Additional features:

* **Progress bars** via *tqdm* so you’re never in the dark.
* **Domain‑locked crawling** – stays on the origin host.
* **Depth limiter** so you don’t mirror the whole internet by accident.
* **Pure‑Python** – works on Windows, macOS & Linux (incl. WSL & Termux).

---

## Requirements

* Python ≥ 3.8
* The following packages (installed automatically via pip):

  * `requests`
  * `beautifulsoup4`
  * `tqdm`
  * `flask`

---

## Installation

### 🔌 Install via pip (recommended)

```bash
python -m pip install webcloner
```

*(Use `python3` instead of `python` if needed.)*

---

## Quick Start

```bash
# 1. Clone a website (max 2 levels deep)
webcloner clone https://example.com ./offline_copy --depth 2

# 2. Serve the local copy in your browser
webcloner run ./offline_copy 8000

# 3. Package the local copy into a single .wcof file
webcloner savewcof mysite.wcof ./offline_copy

# 4. Serve directly from a .wcof archive
webcloner runwcof mysite.wcof 8080
```

---

## Command Reference

### `clone`

```
webcloner clone <url> <output_dir> [--depth N]
```

* `url` – starting URL (with http\:// or https\://).
* `output_dir` – local folder for files.
* `--depth` – recursion depth (default 2).
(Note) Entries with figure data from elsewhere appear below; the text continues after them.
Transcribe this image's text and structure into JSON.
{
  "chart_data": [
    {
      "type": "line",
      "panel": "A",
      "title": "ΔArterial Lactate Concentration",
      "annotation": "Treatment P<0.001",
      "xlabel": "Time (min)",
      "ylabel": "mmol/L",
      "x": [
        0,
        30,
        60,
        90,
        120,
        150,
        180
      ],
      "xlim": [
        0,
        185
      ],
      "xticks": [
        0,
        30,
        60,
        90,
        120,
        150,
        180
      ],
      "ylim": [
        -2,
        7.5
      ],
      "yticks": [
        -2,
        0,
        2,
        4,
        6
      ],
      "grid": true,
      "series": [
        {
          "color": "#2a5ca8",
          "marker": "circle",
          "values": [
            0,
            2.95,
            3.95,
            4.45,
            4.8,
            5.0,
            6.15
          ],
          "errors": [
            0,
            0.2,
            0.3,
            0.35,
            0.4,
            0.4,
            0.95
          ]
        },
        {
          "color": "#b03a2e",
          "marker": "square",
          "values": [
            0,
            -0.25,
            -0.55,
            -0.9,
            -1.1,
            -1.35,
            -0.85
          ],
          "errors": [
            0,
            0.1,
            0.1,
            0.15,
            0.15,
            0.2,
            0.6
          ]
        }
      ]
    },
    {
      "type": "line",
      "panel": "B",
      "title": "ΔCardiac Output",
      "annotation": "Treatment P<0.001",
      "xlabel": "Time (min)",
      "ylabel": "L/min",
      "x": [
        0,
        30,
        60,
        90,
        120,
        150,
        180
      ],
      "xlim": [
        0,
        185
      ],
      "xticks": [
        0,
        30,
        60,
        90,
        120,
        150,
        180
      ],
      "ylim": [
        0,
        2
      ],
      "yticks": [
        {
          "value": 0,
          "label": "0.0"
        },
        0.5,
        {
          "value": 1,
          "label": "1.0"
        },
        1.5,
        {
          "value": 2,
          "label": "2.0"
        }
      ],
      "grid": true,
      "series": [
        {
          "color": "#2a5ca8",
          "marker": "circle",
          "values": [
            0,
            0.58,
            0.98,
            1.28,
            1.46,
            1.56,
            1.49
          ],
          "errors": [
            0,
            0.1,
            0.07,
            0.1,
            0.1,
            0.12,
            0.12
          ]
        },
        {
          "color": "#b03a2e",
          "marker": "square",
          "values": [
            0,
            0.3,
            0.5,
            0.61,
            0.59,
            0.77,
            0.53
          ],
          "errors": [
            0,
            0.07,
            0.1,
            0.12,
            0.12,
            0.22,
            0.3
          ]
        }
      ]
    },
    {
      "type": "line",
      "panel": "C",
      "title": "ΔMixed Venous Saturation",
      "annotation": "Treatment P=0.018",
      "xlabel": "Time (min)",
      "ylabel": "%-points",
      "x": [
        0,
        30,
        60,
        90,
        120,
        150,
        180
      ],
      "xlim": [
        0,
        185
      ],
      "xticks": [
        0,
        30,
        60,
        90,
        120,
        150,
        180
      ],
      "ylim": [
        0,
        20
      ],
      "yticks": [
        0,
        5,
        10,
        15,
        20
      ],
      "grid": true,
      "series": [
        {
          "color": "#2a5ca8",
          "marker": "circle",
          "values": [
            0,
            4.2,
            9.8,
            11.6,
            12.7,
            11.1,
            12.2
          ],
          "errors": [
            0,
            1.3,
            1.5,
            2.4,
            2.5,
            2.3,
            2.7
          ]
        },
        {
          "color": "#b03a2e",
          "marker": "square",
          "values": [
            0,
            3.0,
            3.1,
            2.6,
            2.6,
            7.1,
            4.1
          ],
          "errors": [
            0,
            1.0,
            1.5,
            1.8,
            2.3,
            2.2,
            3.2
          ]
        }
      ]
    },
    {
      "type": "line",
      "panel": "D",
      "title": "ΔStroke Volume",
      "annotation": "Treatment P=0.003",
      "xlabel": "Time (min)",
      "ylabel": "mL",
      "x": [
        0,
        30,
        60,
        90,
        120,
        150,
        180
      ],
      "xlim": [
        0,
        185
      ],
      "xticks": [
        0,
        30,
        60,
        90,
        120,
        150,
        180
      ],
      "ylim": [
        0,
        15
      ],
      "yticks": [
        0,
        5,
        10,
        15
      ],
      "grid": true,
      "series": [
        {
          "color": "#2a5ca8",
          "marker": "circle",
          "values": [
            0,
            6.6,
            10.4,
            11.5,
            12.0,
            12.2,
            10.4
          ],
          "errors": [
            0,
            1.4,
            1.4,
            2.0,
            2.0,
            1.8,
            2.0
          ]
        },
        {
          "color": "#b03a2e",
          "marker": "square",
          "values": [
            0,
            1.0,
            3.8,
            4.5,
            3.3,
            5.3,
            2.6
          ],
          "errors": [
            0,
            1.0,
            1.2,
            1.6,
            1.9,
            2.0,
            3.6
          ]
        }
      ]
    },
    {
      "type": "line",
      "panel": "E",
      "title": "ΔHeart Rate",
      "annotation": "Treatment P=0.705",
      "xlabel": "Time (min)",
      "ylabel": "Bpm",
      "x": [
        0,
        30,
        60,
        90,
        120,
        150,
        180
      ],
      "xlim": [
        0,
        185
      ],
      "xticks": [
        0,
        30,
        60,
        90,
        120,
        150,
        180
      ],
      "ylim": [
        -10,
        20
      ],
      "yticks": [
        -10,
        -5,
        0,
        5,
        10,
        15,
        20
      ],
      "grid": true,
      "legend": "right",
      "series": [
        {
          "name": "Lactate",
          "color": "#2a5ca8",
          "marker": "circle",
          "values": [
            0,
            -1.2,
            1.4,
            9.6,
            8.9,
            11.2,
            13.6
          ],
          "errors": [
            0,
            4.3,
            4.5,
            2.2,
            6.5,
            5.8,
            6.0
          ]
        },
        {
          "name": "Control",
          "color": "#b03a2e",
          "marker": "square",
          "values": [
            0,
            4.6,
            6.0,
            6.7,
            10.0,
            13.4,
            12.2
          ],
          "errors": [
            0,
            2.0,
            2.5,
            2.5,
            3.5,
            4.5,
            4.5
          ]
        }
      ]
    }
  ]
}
Downloads and rewrites same-domain links for offline use.

---

### `run`

```
webcloner run <repo_dir> <port> [--host 0.0.0.0]
```

Serves the cloned site via Flask.

---

### `update`

```
webcloner update <url> <repo_dir> [--depth N]
```

Safely refreshes the repo by syncing changes from the live site.

---

### `savewcof`

```
webcloner savewcof <filename.wcof> <dest_dir> <repo_dir>
```

Bundles the repo into a `.wcof` ZIP archive.

---

### `runwcof`

```
webcloner runwcof <file.wcof> <port> [--host 0.0.0.0]
```

Extracts and serves from a `.wcof` archive on the fly.

---

## FAQ

| Question                              | Answer                                                               |
| ------------------------------------- | -------------------------------------------------------------------- |
| *Why does it download external CDNs?* | Only same-domain links are crawled. Some CSS/JS may load CDN assets. |
| *Can I clone login-required sites?*   | Not yet. You’d need to add cookies manually in the script.           |
| *Is JavaScript executed?*             | No. This is a static grabber, no JS rendering.                       |

---

## License

Licensed under the **Apache License 2.0** – see [LICENSE](LICENSE) for full terms.